IRAQ: UNITING AGAINST THE JIHADIS
by Amir Taheri
New York Post
October 20, 2006

BUT WORRIED THE AMERICANS WILL SPLIT

"By

"Slideshow Al Masri: Bloody ways winning new foes. Email

October 20, 2006 -- TALK to Iraqis these days, and you'll likely hear one thing: What are the Americans and Brits up to? The worry is that the U.S. and U.K. political mainstreams now regard the Iraq project as a disaster, with cut-and-run, or whistle-and-walk-away, the only options.

Most Iraqis regard the toppling of Saddam Hussein, the dismantling of his machinery of war and oppression and the introduction of pluralist politics to Iraq as an historic success. The issue is how to consolidate that victory, not to snatch defeat from its jaw. Those challenging this historic victory are enemies of both the Western democracies and the Iraqi people.

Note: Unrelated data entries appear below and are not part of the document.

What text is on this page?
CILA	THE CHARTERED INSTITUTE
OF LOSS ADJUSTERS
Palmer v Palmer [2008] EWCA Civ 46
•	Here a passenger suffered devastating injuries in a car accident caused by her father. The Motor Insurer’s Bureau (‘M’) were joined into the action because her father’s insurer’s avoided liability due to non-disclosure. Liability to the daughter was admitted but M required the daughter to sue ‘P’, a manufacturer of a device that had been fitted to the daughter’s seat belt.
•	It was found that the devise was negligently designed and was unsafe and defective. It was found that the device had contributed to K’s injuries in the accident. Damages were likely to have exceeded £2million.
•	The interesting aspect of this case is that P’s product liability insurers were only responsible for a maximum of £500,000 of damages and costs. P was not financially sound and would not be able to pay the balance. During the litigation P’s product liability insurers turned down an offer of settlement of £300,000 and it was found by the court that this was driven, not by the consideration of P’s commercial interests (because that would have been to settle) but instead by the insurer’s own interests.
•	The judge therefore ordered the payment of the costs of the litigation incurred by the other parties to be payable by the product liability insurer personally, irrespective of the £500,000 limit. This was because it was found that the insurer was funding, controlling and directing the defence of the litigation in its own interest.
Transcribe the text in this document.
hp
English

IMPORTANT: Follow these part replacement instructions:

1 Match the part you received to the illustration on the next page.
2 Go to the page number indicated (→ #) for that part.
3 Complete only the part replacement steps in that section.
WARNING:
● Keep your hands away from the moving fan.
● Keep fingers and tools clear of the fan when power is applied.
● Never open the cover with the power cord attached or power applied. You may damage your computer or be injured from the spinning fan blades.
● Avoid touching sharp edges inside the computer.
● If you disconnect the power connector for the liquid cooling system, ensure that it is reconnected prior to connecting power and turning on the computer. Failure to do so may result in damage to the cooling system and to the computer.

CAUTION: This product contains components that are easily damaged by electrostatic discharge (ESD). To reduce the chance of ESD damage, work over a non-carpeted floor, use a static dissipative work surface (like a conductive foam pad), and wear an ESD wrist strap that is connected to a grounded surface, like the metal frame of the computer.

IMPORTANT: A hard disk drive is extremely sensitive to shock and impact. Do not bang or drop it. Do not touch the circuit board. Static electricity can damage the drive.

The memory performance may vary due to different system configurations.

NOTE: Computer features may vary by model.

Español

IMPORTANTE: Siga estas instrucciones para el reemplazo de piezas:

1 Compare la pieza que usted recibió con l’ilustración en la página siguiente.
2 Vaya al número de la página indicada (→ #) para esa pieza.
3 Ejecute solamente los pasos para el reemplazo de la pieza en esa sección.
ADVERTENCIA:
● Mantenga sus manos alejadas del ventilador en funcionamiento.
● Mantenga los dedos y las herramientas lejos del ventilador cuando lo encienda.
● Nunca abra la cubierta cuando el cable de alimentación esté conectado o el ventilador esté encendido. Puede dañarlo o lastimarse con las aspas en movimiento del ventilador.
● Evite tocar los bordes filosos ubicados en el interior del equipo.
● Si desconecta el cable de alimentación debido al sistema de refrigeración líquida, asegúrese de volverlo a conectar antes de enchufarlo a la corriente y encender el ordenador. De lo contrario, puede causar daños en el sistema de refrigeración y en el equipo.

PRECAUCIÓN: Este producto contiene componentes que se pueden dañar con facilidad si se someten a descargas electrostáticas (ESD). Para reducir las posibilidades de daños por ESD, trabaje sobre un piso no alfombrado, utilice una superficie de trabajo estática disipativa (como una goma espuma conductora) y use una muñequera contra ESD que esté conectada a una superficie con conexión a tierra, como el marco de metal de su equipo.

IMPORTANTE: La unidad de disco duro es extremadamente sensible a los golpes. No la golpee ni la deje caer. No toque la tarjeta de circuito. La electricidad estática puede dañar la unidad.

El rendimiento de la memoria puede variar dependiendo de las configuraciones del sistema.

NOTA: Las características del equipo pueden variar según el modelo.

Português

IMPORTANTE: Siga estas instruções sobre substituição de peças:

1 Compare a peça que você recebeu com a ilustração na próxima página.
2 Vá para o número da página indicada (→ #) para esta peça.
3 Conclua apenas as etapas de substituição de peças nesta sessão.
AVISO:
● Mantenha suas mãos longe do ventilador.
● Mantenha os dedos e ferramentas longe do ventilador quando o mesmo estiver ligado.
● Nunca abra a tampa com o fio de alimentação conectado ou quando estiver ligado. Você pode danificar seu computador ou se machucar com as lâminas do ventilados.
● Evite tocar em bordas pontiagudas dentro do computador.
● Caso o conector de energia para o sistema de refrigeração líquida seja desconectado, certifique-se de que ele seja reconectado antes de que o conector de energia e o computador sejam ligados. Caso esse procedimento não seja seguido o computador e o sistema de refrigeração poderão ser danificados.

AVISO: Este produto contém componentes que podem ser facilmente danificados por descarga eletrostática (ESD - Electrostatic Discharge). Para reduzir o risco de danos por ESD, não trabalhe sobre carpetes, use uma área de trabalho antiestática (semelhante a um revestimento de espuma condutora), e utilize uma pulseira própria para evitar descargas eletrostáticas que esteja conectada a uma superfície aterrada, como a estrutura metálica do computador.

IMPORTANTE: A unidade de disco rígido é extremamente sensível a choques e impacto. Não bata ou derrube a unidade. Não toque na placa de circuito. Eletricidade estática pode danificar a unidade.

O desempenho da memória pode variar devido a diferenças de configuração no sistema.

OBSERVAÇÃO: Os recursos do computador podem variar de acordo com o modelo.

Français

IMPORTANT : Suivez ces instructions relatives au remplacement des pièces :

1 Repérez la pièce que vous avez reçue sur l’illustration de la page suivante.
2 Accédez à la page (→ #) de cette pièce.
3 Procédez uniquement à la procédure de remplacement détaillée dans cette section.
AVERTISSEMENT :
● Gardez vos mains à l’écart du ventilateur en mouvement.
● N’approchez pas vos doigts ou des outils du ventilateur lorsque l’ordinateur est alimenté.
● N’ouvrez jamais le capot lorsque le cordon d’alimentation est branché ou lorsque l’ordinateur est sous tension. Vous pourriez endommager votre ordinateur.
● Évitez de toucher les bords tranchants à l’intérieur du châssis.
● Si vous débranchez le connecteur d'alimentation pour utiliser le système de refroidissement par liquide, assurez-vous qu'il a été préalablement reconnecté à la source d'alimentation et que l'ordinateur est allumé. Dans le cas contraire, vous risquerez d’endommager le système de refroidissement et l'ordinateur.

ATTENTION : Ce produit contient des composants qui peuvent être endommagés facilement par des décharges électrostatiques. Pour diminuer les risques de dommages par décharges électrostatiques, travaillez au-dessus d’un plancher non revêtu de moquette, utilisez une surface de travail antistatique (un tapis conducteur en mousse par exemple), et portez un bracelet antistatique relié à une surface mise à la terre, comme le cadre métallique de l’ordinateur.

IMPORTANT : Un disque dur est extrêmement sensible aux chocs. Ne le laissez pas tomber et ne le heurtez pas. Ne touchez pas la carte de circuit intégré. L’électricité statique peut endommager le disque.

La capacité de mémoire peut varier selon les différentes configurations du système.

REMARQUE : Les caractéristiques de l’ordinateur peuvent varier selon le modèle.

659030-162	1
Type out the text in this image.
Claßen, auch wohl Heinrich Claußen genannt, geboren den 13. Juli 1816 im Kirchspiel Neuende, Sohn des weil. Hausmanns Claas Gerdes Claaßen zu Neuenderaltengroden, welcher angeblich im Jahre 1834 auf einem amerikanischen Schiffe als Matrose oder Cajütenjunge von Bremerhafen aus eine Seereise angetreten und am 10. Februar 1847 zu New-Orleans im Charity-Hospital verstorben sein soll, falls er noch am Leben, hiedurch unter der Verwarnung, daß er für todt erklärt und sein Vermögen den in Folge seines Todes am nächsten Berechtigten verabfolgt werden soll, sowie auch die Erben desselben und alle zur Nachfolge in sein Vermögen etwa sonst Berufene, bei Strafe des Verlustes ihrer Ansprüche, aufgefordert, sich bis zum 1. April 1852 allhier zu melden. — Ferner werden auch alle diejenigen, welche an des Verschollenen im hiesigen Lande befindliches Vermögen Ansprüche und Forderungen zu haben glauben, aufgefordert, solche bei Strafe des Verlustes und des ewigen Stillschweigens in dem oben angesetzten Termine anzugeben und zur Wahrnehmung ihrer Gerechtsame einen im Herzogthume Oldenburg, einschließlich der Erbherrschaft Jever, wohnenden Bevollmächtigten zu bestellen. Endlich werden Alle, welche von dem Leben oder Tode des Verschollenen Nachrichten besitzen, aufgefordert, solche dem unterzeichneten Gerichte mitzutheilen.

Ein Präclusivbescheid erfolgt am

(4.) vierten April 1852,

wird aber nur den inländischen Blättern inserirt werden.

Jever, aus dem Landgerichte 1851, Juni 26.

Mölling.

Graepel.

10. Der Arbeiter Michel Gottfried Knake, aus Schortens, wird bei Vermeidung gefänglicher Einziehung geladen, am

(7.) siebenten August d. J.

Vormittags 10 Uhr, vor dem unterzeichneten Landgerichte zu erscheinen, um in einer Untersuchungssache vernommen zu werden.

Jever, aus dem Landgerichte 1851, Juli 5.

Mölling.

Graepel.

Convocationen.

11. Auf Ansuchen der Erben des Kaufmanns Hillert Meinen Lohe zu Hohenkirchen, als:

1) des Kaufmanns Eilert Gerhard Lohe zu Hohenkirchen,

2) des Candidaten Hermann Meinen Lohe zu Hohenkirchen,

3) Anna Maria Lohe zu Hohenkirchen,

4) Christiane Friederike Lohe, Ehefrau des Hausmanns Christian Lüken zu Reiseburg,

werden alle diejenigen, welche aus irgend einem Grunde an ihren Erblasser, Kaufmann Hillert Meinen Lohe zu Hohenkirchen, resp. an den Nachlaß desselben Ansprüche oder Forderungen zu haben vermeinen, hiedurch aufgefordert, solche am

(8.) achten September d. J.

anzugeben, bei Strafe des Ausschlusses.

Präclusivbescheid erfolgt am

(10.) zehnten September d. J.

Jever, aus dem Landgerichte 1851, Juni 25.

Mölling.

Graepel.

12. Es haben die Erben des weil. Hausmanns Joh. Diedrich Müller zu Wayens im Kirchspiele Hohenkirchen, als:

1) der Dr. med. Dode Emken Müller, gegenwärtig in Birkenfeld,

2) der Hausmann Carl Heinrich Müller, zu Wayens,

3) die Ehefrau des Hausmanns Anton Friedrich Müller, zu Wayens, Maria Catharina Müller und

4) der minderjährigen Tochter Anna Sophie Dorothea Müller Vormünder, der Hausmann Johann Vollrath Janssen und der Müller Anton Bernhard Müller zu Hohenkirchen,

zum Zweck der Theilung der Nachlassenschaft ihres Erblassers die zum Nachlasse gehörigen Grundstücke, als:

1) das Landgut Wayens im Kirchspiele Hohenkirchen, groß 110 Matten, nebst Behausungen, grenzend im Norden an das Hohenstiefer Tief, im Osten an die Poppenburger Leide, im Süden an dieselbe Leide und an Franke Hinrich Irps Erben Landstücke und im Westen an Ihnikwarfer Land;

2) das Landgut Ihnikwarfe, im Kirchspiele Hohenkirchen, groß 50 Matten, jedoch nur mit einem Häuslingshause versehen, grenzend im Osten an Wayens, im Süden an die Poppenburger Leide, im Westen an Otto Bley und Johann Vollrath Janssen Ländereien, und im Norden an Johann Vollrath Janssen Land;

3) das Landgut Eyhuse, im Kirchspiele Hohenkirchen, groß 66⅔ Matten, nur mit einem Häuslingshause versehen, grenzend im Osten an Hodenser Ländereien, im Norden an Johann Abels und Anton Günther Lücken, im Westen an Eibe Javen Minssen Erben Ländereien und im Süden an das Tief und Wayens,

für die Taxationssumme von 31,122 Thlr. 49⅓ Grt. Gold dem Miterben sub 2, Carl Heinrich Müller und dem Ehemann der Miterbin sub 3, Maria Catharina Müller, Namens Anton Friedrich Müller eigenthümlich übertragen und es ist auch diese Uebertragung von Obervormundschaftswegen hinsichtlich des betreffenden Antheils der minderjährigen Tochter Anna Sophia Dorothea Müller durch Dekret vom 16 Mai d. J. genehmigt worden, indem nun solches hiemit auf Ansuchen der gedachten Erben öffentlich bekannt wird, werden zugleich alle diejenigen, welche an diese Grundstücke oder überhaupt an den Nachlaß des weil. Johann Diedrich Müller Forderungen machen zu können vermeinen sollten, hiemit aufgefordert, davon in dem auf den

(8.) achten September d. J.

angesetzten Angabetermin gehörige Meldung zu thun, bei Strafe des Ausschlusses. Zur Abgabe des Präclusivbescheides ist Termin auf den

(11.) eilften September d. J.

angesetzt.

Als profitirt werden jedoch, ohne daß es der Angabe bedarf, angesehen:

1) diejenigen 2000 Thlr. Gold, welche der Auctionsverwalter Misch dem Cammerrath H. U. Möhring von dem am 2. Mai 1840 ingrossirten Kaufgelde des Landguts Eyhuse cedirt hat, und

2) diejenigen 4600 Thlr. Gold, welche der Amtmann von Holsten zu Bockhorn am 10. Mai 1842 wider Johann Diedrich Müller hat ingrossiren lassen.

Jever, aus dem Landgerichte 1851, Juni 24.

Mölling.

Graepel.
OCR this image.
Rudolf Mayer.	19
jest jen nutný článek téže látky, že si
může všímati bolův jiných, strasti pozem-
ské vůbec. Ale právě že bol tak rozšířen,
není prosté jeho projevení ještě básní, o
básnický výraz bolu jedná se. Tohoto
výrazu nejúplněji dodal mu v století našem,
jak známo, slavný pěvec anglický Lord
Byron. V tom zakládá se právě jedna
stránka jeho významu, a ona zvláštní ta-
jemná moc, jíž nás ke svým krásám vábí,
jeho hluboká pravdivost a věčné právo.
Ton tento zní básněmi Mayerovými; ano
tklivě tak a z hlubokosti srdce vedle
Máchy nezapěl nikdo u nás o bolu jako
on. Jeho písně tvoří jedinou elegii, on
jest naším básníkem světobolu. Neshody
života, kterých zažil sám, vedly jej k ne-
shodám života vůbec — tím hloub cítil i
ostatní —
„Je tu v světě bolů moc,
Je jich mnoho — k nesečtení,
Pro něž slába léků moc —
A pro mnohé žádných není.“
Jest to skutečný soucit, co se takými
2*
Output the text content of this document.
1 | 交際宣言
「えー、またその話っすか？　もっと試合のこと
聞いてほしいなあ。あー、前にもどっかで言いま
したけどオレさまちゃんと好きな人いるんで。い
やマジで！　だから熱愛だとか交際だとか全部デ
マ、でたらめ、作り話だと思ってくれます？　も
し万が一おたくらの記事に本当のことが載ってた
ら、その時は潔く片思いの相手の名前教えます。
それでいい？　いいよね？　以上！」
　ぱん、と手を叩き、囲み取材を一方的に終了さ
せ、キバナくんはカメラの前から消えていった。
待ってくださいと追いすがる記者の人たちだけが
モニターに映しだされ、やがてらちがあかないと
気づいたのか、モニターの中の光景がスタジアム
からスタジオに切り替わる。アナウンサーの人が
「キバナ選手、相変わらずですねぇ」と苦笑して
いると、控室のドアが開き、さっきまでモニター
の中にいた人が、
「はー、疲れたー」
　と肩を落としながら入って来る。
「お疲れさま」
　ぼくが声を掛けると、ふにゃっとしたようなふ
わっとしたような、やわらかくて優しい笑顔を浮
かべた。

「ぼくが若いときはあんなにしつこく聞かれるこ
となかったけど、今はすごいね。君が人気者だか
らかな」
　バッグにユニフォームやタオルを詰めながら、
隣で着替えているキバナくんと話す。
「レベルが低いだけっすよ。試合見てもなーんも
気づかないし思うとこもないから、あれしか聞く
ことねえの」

Iraq today is the central battlefield in the global war between two mutually exclusive visions of the future. Yet the jihadists now know they can't win on that battlefield. After three years of near-daily killings, often in the most horrible manner imaginable, they've failed to alter Iraq's political agenda. Nor have they won control of any territory or even broadened their constituency.

The jihadists have suffered thousands of casualties, with many more captured by Coalition forces and the new Iraqi army and police. Despite more than 120 suicide operations, and countless attacks on civilian targets, the jihadists have been on the defensive since they lost their chief base at Fallujah last year. Their strategic weakness: They can't translate their killings into political gains inside Iraq.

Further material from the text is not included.